Шрифт:
— Что ж они там делают, на работах?
— Говорил, арадром. А ещё какие-то доты чи зоты. Вот так… Наревелась, душу растравила и всё… Очкам обрадовался, как не знаю чему. Говорил, при первой же возможности убегу. Токо куда там ему, от ветра шатается!
— Попросила бы: какой, мол, из него работник? А дома семеро по лавкам, может бы сжалились.
— Кума! И просила, и молила, и на колени падала, да куда там!.. И слухать не хочет. Вот ежли б было чем лапу позолотить! На это клюют. Кой-кому, говорил Митя, посчастило.
— Сторожат немцы?
— Не-е, те боятся и близко подходить — как бы не схватить хворобы. Наши, русские… Откуда токо набралось такой нечисти, вроде до войны усе были патриоты, усе — «слава Сталину!» А вон скоко переметнулось.
— Есть, кума, люди, а есть людишки… Были и, наверно, всегда будут. А ты ещё и скоро управилась!
— Спасибо добрым людям. Их, добрых-то, слава богу, больше.
— Там же эти, как их, черкезы… Они, говорят, русских не жалуют.

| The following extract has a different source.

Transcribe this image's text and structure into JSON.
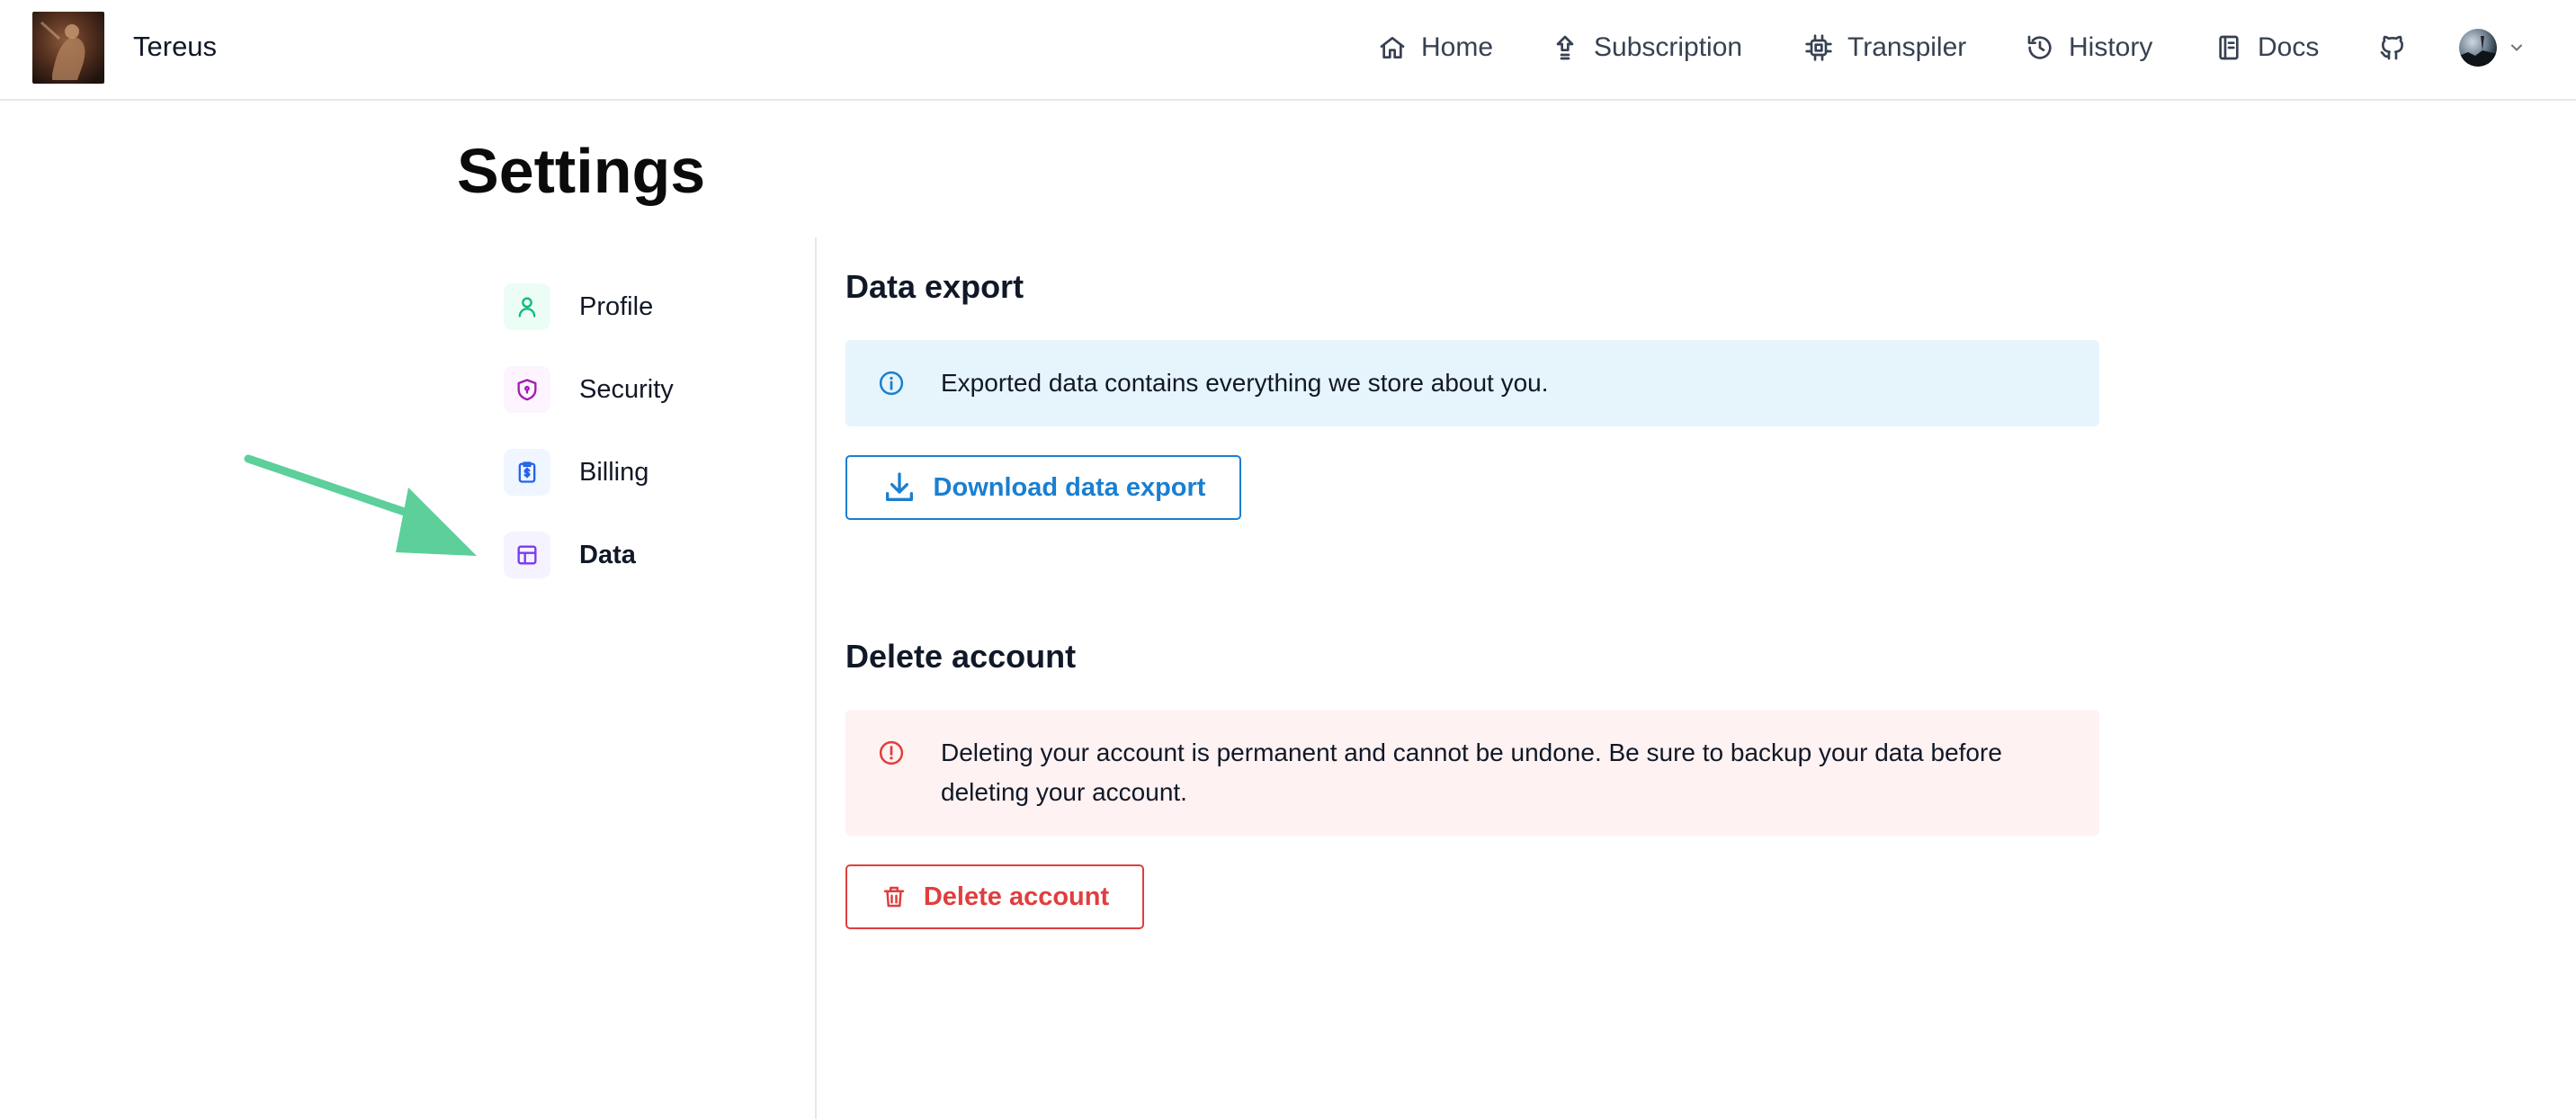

— Кто так говорит, тот, по-моему, брешет. Черкезы — не знаю, не видела. А адыгейцы — такие ж люди, как и мы, токо ещё боле бедные. К горю людскому отзывчивые. Догонит, бывало, на двуколке, запряженной осликом, посмотрит и остановится. Объясню, где была и зачем, что видела (это когда уже назад шла) — послушает и говорит: садись, дочка или там мамаша, подвезу малость. И подвезёт до аула, и едой поделится, и платы за ночлег не спросит. Но вругорядь в такую даленю — ни в жисть не решусь отправиться!..
Ванько достал из-под матраса андреевы часы и прошёл на кухню.
— Уж извините, тёть Лиза, я случайно слышал ваш рассказ, — обратился к соседке. — Вы сказали, что если позолотить этим гадам лапу, то дядю Митю могут отпустить. Это, как я понял, — предложить охране что-нибудь дорогостоящее?
— Да, детка, что-нибудь очень ценное. Да где ж его возьмёшь!..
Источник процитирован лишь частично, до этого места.